Arlequin ou les oreilles de Venise
un album raconté par Hubert Ben Kemoun
et illustré par Mayalen Goust
"Tout le monde à Venise se moquait des oreilles d'Arlequin. C'est vrai qu'elles étaient larges, vraiment très larges. Certains s'amusaient à les comparer à des plats à tarte, ou aux voiles gonflées des navires qui entraient dans le port. Ils exagéraient."
Mais ces grandes oreilles confèrent à Arlequin un talent inouï: il est capable de tout entendre.
"Le clapotis des gondoles sur les canaux de la cité, le battement des ailes de pigeons sur la place Saint-Marc, chaque murmure derrière les murs du pont des Soupirs"
C'est pour cette raison qu'il est devenu l'accordeur de Venise. Tout le monde fait appel à ses services quand un instrument sonne faux.
Un jour, Don Marco lui confie une mission extraordinaire: il doit accorder sa fille Colombine qui ne parle plus depuis deux ans.
"Vous redonnez la voix aux pianos usés comme aux psaltérions brisés, faites de même avec ma fille, et jamais vous n'aurez été aussi bien payé"

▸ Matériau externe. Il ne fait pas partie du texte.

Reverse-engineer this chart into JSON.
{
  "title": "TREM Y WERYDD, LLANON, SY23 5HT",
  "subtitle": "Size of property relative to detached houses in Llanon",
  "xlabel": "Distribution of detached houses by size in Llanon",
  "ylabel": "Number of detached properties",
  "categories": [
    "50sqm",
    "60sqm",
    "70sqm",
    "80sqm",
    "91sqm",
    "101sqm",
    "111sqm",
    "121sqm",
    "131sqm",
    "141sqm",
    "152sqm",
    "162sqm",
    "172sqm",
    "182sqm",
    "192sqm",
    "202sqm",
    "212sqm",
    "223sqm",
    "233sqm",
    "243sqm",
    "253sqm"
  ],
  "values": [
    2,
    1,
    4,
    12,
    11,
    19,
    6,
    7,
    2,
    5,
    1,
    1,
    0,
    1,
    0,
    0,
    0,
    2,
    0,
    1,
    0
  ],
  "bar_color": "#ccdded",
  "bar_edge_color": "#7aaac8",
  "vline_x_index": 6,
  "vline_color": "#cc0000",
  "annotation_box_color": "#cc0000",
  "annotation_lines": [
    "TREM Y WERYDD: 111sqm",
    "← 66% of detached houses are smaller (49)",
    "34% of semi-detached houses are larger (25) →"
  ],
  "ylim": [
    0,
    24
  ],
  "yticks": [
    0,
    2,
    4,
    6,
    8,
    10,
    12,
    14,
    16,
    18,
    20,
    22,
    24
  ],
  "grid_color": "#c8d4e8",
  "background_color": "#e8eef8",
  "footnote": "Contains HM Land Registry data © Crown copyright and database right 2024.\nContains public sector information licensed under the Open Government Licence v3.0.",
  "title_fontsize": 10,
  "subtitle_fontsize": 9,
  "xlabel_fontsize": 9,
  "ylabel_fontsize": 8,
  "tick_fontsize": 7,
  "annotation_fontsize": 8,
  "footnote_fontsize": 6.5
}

J'aime beaucoup Mayalen Goust. Aussi, quand j'ai vu qu'elle avait illustré un album autour d'Arlequin et de Venise, je n'ai pas hésité longtemps avant de le commander pour la médiathèque où je travaille.
Dans cet ouvrage, Hubert Ben Kemoun revisite deux personnages de la commedia dell'arte. Ici, Arlequin est affublé de très grandes oreilles dont tout le monde se moque. Pourtant, ce sont ces oreilles qui le rendent indispensable à la vie de la Cité. En effet, grâce à elles, il répare tous les instruments de Venise et fréquente aussi bien les familles nobles que les mendiants.

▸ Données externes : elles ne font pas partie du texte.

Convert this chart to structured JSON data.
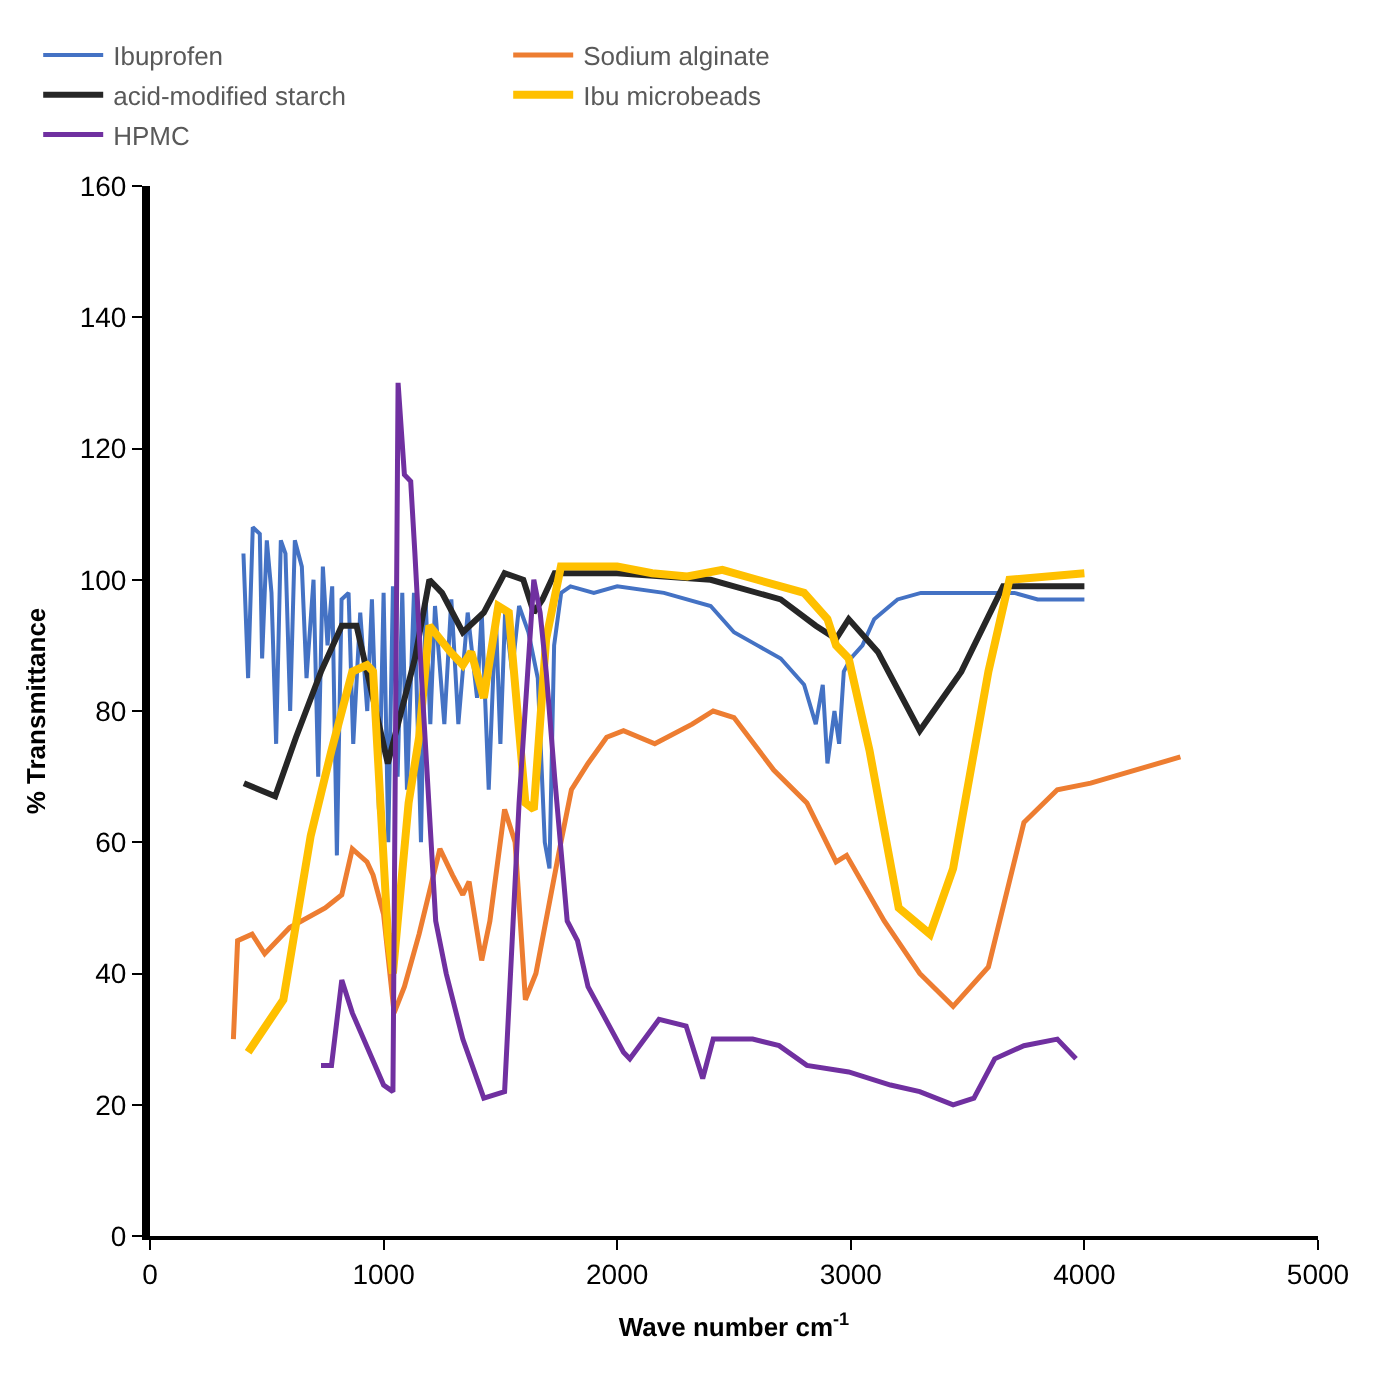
{
  "chart_data": {
    "type": "line",
    "xlabel": "Wave number cm$^{-1}$",
    "ylabel": "% Transmittance",
    "xlim": [
      0,
      5000
    ],
    "ylim": [
      0,
      160
    ],
    "xticks": [
      0,
      1000,
      2000,
      3000,
      4000,
      5000
    ],
    "yticks": [
      0,
      20,
      40,
      60,
      80,
      100,
      120,
      140,
      160
    ],
    "legend": "top",
    "marker": "none",
    "line_style": "solid",
    "series": [
      {
        "name": "Ibuprofen",
        "color": "#4472c4",
        "x": [
          400,
          420,
          440,
          470,
          480,
          500,
          520,
          540,
          560,
          580,
          600,
          620,
          650,
          670,
          700,
          720,
          740,
          760,
          780,
          800,
          820,
          850,
          870,
          900,
          930,
          950,
          980,
          1000,
          1020,
          1040,
          1060,
          1080,
          1100,
          1130,
          1160,
          1180,
          1200,
          1220,
          1260,
          1290,
          1320,
          1360,
          1400,
          1420,
          1450,
          1480,
          1500,
          1520,
          1550,
          1580,
          1620,
          1660,
          1690,
          1710,
          1730,
          1760,
          1800,
          1900,
          2000,
          2200,
          2400,
          2500,
          2600,
          2700,
          2800,
          2850,
          2880,
          2900,
          2930,
          2950,
          2970,
          3000,
          3050,
          3100,
          3200,
          3300,
          3500,
          3700,
          3800,
          4000
        ],
        "values": [
          104,
          85,
          108,
          107,
          88,
          106,
          98,
          75,
          106,
          104,
          80,
          106,
          102,
          85,
          100,
          70,
          102,
          90,
          99,
          58,
          97,
          98,
          75,
          95,
          80,
          97,
          65,
          98,
          60,
          99,
          70,
          98,
          68,
          98,
          60,
          97,
          78,
          96,
          78,
          97,
          78,
          95,
          82,
          95,
          68,
          95,
          75,
          95,
          86,
          96,
          92,
          85,
          60,
          56,
          90,
          98,
          99,
          98,
          99,
          98,
          96,
          92,
          90,
          88,
          84,
          78,
          84,
          72,
          80,
          75,
          86,
          88,
          90,
          94,
          97,
          98,
          98,
          98,
          97,
          97
        ]
      },
      {
        "name": "Sodium alginate",
        "color": "#ed7d31",
        "x": [
          357,
          375,
          437,
          491,
          598,
          750,
          821,
          866,
          929,
          955,
          1000,
          1045,
          1089,
          1152,
          1241,
          1295,
          1339,
          1366,
          1420,
          1455,
          1518,
          1563,
          1607,
          1652,
          1759,
          1804,
          1875,
          1955,
          2027,
          2161,
          2321,
          2411,
          2500,
          2670,
          2812,
          2937,
          2982,
          3143,
          3295,
          3438,
          3589,
          3741,
          3884,
          4027,
          4411
        ],
        "values": [
          30,
          45,
          46,
          43,
          47,
          50,
          52,
          59,
          57,
          55,
          49,
          34,
          38,
          46,
          59,
          55,
          52,
          54,
          42,
          48,
          65,
          60,
          36,
          40,
          60,
          68,
          72,
          76,
          77,
          75,
          78,
          80,
          79,
          71,
          66,
          57,
          58,
          48,
          40,
          35,
          41,
          63,
          68,
          69,
          73
        ]
      },
      {
        "name": "acid-modified starch",
        "color": "#262626",
        "x": [
          402,
          536,
          625,
          732,
          821,
          884,
          929,
          1018,
          1134,
          1196,
          1250,
          1339,
          1429,
          1518,
          1598,
          1643,
          1680,
          1732,
          2000,
          2400,
          2700,
          2850,
          2937,
          2991,
          3116,
          3295,
          3473,
          3652,
          4000
        ],
        "values": [
          69,
          67,
          76,
          86,
          93,
          93,
          86,
          72,
          88,
          100,
          98,
          92,
          95,
          101,
          100,
          95,
          97,
          101,
          101,
          100,
          97,
          93,
          91,
          94,
          89,
          77,
          86,
          99,
          99
        ]
      },
      {
        "name": "Ibu microbeads",
        "color": "#ffc000",
        "x": [
          420,
          571,
          688,
          777,
          866,
          929,
          955,
          1018,
          1040,
          1107,
          1152,
          1196,
          1286,
          1339,
          1375,
          1429,
          1491,
          1536,
          1607,
          1643,
          1696,
          1759,
          2000,
          2150,
          2300,
          2450,
          2600,
          2800,
          2900,
          2937,
          2991,
          3080,
          3205,
          3339,
          3438,
          3589,
          3679,
          4000
        ],
        "values": [
          28,
          36,
          61,
          74,
          86,
          87,
          86,
          46,
          40,
          66,
          76,
          93,
          89,
          87,
          89,
          82,
          96,
          95,
          66,
          65,
          91,
          102,
          102,
          101,
          100.5,
          101.5,
          100,
          98,
          94,
          90,
          88,
          74,
          50,
          46,
          56,
          86,
          100,
          101
        ]
      },
      {
        "name": "HPMC",
        "color": "#7030a0",
        "x": [
          732,
          777,
          821,
          866,
          1000,
          1040,
          1062,
          1089,
          1116,
          1134,
          1161,
          1223,
          1268,
          1339,
          1429,
          1518,
          1580,
          1643,
          1670,
          1696,
          1732,
          1786,
          1830,
          1875,
          2027,
          2054,
          2179,
          2295,
          2366,
          2411,
          2580,
          2693,
          2812,
          2991,
          3170,
          3295,
          3438,
          3527,
          3616,
          3741,
          3884,
          3964
        ],
        "values": [
          26,
          26,
          39,
          34,
          23,
          22,
          130,
          116,
          115,
          104,
          86,
          48,
          40,
          30,
          21,
          22,
          66,
          100,
          95,
          86,
          70,
          48,
          45,
          38,
          28,
          27,
          33,
          32,
          24,
          30,
          30,
          29,
          26,
          25,
          23,
          22,
          20,
          21,
          27,
          29,
          30,
          27
        ]
      }
    ]
  }
}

Un jour, il est appelé pour soigner la fille d'un gentilhomme. Depuis deux ans, Colombine s'est murée dans le silence et Arlequin doit essayer de la faire sortir de son mutisme. Son seul moyen de communication réside désormais dans les tableaux qu'elle peint.
Tous les jours, notre héros vient s'asseoir près d'elle. Et tous les jours, elle reste muette. Jusqu'à ce qu'il trouve un moyen de l'accorder et de s'accorder à elle...

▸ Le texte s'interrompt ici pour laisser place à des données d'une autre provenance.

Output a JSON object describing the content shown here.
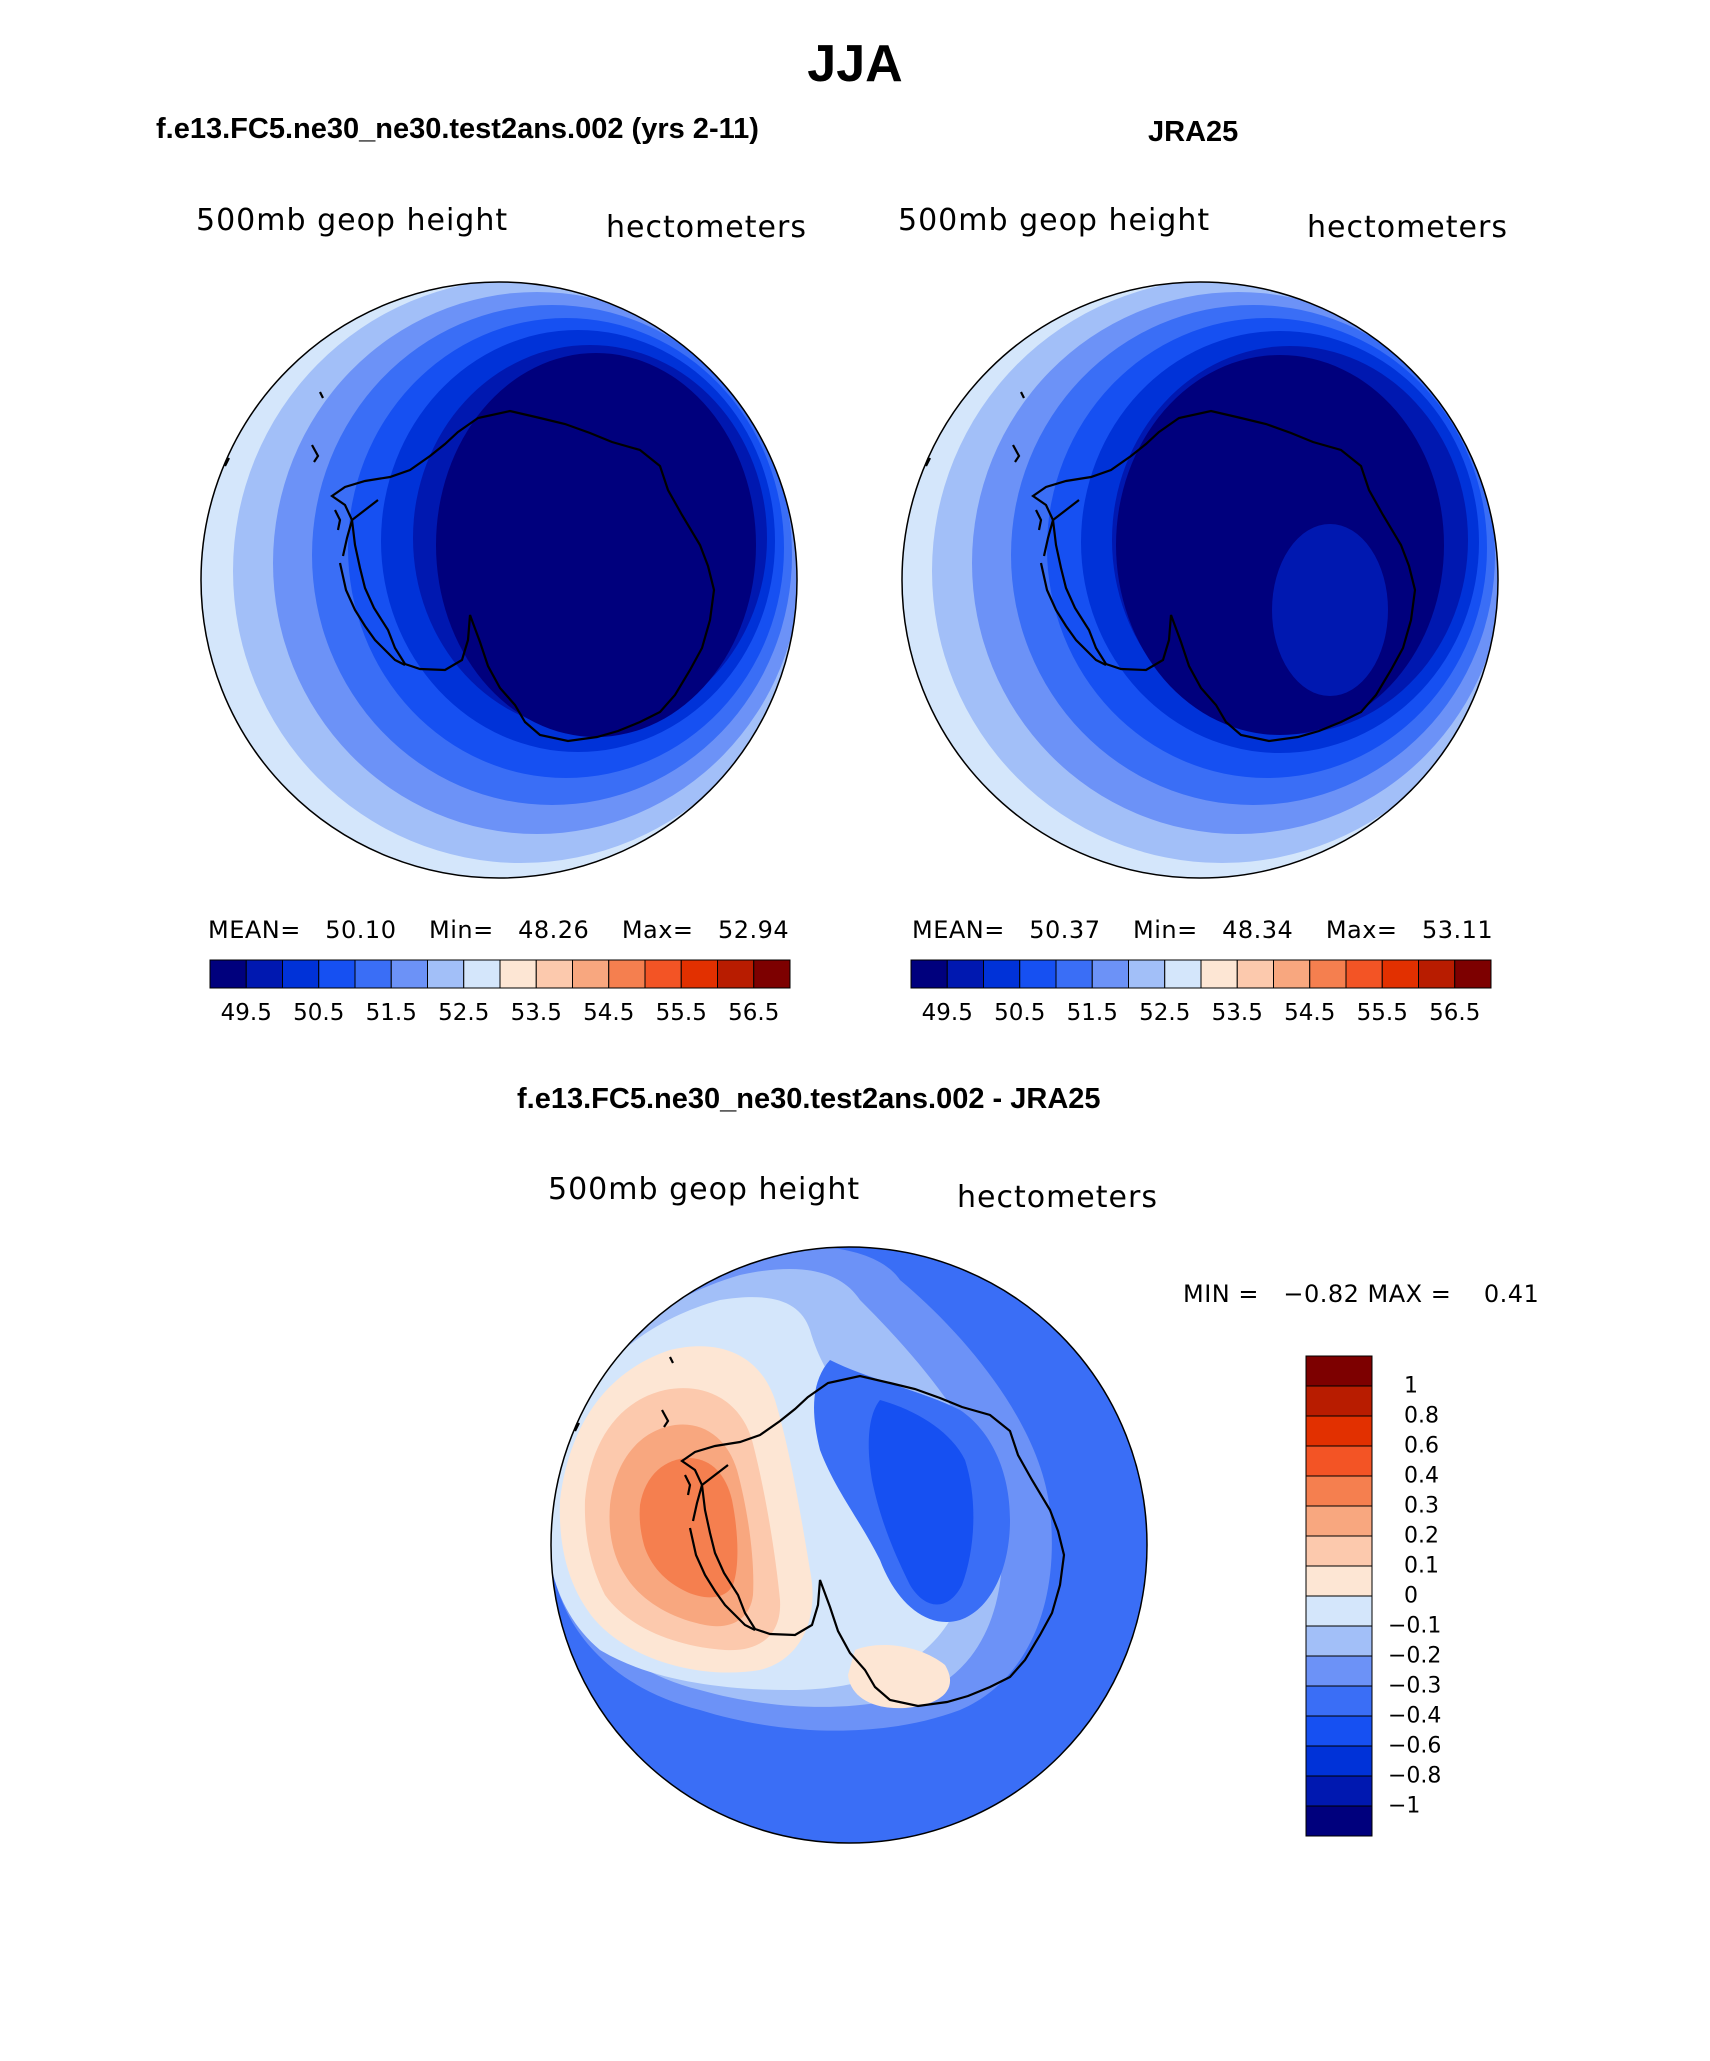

A cette réécriture de la rencontre entre Arlequin et Colombine se superposent donc de jolies réflexions autour de la différence, de l'art comme mode d'expression et de l'amour.
Et que dire des magnifiques dessins de Mayalen Goust? Elle s'est livrée aussi à une réinterprétation des costumes de ces personnages de théâtre. L'habit couvert de losanges d'Arlequin se fait plus discret: le blanc prédomine désormais et les losanges n'envahissent que les manches, le bas de la tunique et du pantalon. Comme s'il s'accordait déjà à la blancheur de la robe de Colombine.
La teinte de leurs costumes se démarque du reste de l'univers imaginé par l'illustratrice. Elle pare Venise d'ocres, de rouges, de verts...On se croirait projetés dans la Cité des doges et capables d'entendre, comme Arlequin, le bruit des gondoles...
Bref, vous l'aurez compris: j'ai beaucoup aimé cet album et je vous recommande vivement sa lecture.